Backup created: backup_20260329_020015.zip (45.32 MB)
Deleted old backup: backup_20260322_020012.zip
This system handles the full lifecycle: creating backups, managing disk space, and notifying you of success or failure. In production, you’d run this as a background service using systemd (Linux), launchd (Mac), or Task Scheduler (Windows).
Frequently Asked Questions
How do I run a Python script in the background?
Linux/Mac: Use nohup to ignore hangup signals: nohup python backup_system.py &. Or use screen or tmux for interactive backgrounds. Better: use cron to schedule it properly.
Windows: Use Task Scheduler to run the script with python.exe. Create a task that runs at startup or on a schedule without showing a window.
Should I add error handling to automation scripts?
Absolutely. Always wrap file operations in try-except blocks. Log errors to a file so you can debug later. For critical tasks, send notifications on failure. Here’s a pattern:
try:
# Your automation code
do_something()
except Exception as e:
logger.error(f"Task failed: {e}")
send_alert_email(f"Error: {e}")
Is it safe to put passwords in automation scripts?

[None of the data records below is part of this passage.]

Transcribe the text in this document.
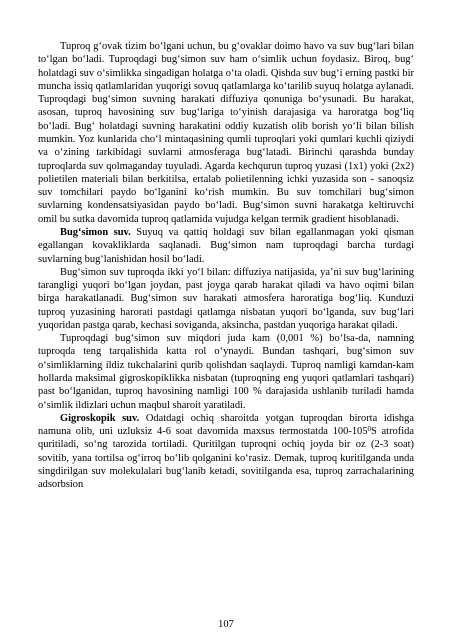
Tuproq g‘ovak tizim bo‘lgani uchun, bu g‘ovaklar doimo havo va suv bug‘lari bilan to‘lgan bo‘ladi. Tuproqdagi bug‘simon suv ham o‘simlik uchun foydasiz. Biroq, bug‘ holatdagi suv o‘simlikka singadigan holatga o‘ta oladi. Qishda suv bug‘i erning pastki bir muncha issiq qatlamlaridan yuqorigi sovuq qatlamlarga ko‘tarilib suyuq holatga aylanadi. Tuproqdagi bug‘simon suvning harakati diffuziya qonuniga bo‘ysunadi. Bu harakat, asosan, tuproq havosining suv bug‘lariga to‘yinish darajasiga va haroratga bog‘liq bo‘ladi. Bug‘ holatdagi suvning harakatini oddiy kuzatish olib borish yo‘li bilan bilish mumkin. Yoz kunlarida cho‘l mintaqasining qumli tuproqlari yoki qumlari kuchli qiziydi va o‘zining tarkibidagi suvlarni atmosferaga bug‘latadi. Birinchi qarashda bunday tuproqlarda suv qolmaganday tuyuladi. Agarda kechqurun tuproq yuzasi (1x1) yoki (2x2) polietilen materiali bilan berkitilsa, ertalab polietilenning ichki yuzasida son - sanoqsiz suv tomchilari paydo bo‘lganini ko‘rish mumkin. Bu suv tomchilari bug‘simon suvlarning kondensatsiyasidan paydo bo‘ladi. Bug‘simon suvni harakatga keltiruvchi omil bu sutka davomida tuproq qatlamida vujudga kelgan termik gradient hisoblanadi.

Bug‘simon suv. Suyuq va qattiq holdagi suv bilan egallanmagan yoki qisman egallangan kovakliklarda saqlanadi. Bug‘simon nam tuproqdagi barcha turdagi suvlarning bug‘lanishidan hosil bo‘ladi.

Bug‘simon suv tuproqda ikki yo‘l bilan: diffuziya natijasida, ya’ni suv bug‘larining tarangligi yuqori bo‘lgan joydan, past joyga qarab harakat qiladi va havo oqimi bilan birga harakatlanadi. Bug‘simon suv harakati atmosfera haroratiga bog‘liq. Kunduzi tuproq yuzasining harorati pastdagi qatlamga nisbatan yuqori bo‘lganda, suv bug‘lari yuqoridan pastga qarab, kechasi soviganda, aksincha, pastdan yuqoriga harakat qiladi.

Tuproqdagi bug‘simon suv miqdori juda kam (0,001 %) bo‘lsa-da, namning tuproqda teng tarqalishida katta rol o‘ynaydi. Bundan tashqari, bug‘simon suv o‘simliklarning ildiz tukchalarini qurib qolishdan saqlaydi. Tuproq namligi kamdan-kam hollarda maksimal gigroskopiklikka nisbatan (tuproqning eng yuqori qatlamlari tashqari) past bo‘lganidan, tuproq havosining namligi 100 % darajasida ushlanib turiladi hamda o‘simlik ildizlari uchun maqbul sharoit yaratiladi.

Gigroskopik suv. Odatdagi ochiq sharoitda yotgan tuproqdan birorta idishga namuna olib, uni uzluksiz 4-6 soat davomida maxsus termostatda $100-105^0S$ atrofida quritiladi, so‘ng tarozida tortiladi. Quritilgan tuproqni ochiq joyda bir oz (2-3 soat) sovitib, yana tortilsa og‘irroq bo‘lib qolganini ko‘rasiz. Demak, tuproq kuritilganda unda singdirilgan suv molekulalari bug‘lanib ketadi, sovitilganda esa, tuproq zarrachalarining adsorbsion

107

No. Use environment variables, config files outside version control, or credential managers. For email, use app-specific passwords instead of your real password. Never commit secrets to GitHub.
import os
password = os.getenv("EMAIL_PASSWORD") # Load from environment
How do I write automation that works on Windows, Mac, and Linux?
Use pathlib.Path instead of string path concatenation–it handles separators automatically. Use subprocess carefully since some commands differ. Test on all platforms or use Docker for consistency.
What if the user’s system doesn’t have the libraries I need?
Create a requirements.txt file listing dependencies, then users can install them with pip install -r requirements.txt. For standalone scripts, use PyInstaller to bundle Python and libraries into a single executable.
Conclusion
Python automation transforms tedious manual tasks into reliable, repeatable processes. You’ve learned to work with files and directories using os and pathlib, schedule tasks with the schedule library, send email notifications via smtplib, and build complete systems like automated backups. The key is starting simple–automate your most painful task first, then gradually expand your automation toolkit.
For deeper learning, explore the official documentation: os module, pathlib, shutil, and smtplib are all built-in. For external libraries, check schedule and watchdog on PyPI. The automation possibilities are endless once you see Python as your personal robot assistant.